The creative genius of the person really shone today, and focused it for me, how often in the past did I underestimated it, sometimes allowing the professional v’s client power relationship to over take. The person is the real expert in themselves and are so cleaver in figuring out how to modify activity and environment something ever so slightly to enable participation. It was great to see the kids with vision impairment, play ‘soccer’ with a tin can with a rock taped inside the can, so that everyone can see the ‘ball’. It really re-enforced my role as a sounding board and creative thinker to a person, and not the ‘professional’ or ‘expert’. How important it is to empower, not to do. Today it really emphasized to me, being an OT is not necessarily about making things easier but possible. The young boy was putting in a massive effort but was able and passionate about doing the things the way he was.
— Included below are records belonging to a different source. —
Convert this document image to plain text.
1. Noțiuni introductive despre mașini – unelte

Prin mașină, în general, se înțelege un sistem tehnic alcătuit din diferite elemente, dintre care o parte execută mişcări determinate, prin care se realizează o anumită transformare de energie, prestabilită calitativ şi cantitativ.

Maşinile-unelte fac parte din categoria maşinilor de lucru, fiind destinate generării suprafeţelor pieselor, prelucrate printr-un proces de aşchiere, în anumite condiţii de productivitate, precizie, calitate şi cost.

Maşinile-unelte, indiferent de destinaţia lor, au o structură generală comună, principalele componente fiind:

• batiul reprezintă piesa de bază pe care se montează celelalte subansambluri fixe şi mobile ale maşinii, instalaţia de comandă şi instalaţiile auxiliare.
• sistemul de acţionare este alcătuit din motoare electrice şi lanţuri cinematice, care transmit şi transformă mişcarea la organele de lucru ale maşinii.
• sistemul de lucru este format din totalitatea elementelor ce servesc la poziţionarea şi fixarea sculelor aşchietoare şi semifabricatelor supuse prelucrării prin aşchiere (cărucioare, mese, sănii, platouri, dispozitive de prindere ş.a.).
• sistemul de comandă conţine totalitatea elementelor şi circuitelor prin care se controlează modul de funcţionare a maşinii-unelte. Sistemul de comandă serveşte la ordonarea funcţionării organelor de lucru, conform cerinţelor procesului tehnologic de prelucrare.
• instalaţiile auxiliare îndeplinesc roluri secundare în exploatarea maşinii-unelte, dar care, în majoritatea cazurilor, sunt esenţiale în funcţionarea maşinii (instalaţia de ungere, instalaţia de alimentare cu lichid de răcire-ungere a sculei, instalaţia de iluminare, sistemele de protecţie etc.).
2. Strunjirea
Some of the communities we go into we get stuck on the idea of 'rehabilitation' being to make someone normal - eg if someone is an amputee we may ask them what they need and they'll say - Money, for a prosthesis. However this person may have had no leg for 10 years and gets around fine without a leg - works in the farm, feeds his family... performs all his occupational roles, however its the community that needs the rehabilitation (to their way of thinking and limiting someone with no leg) and actually all he needs is some adaptive techniques on how he can go about his ADLs to reduce the chance of secondary impairments. We need to look at the functional level of the individual and focus on improving function within context.
As OT’s should we really be looking at changing the person, maybe the person focus should be about building confidence, and our focus should be more on community education. This may be old news for those who have been in the industry for longer then I have, however what I really would like people to think about is, am I really being a true OT, empowering and making the disability disappear or am I adding to the disability.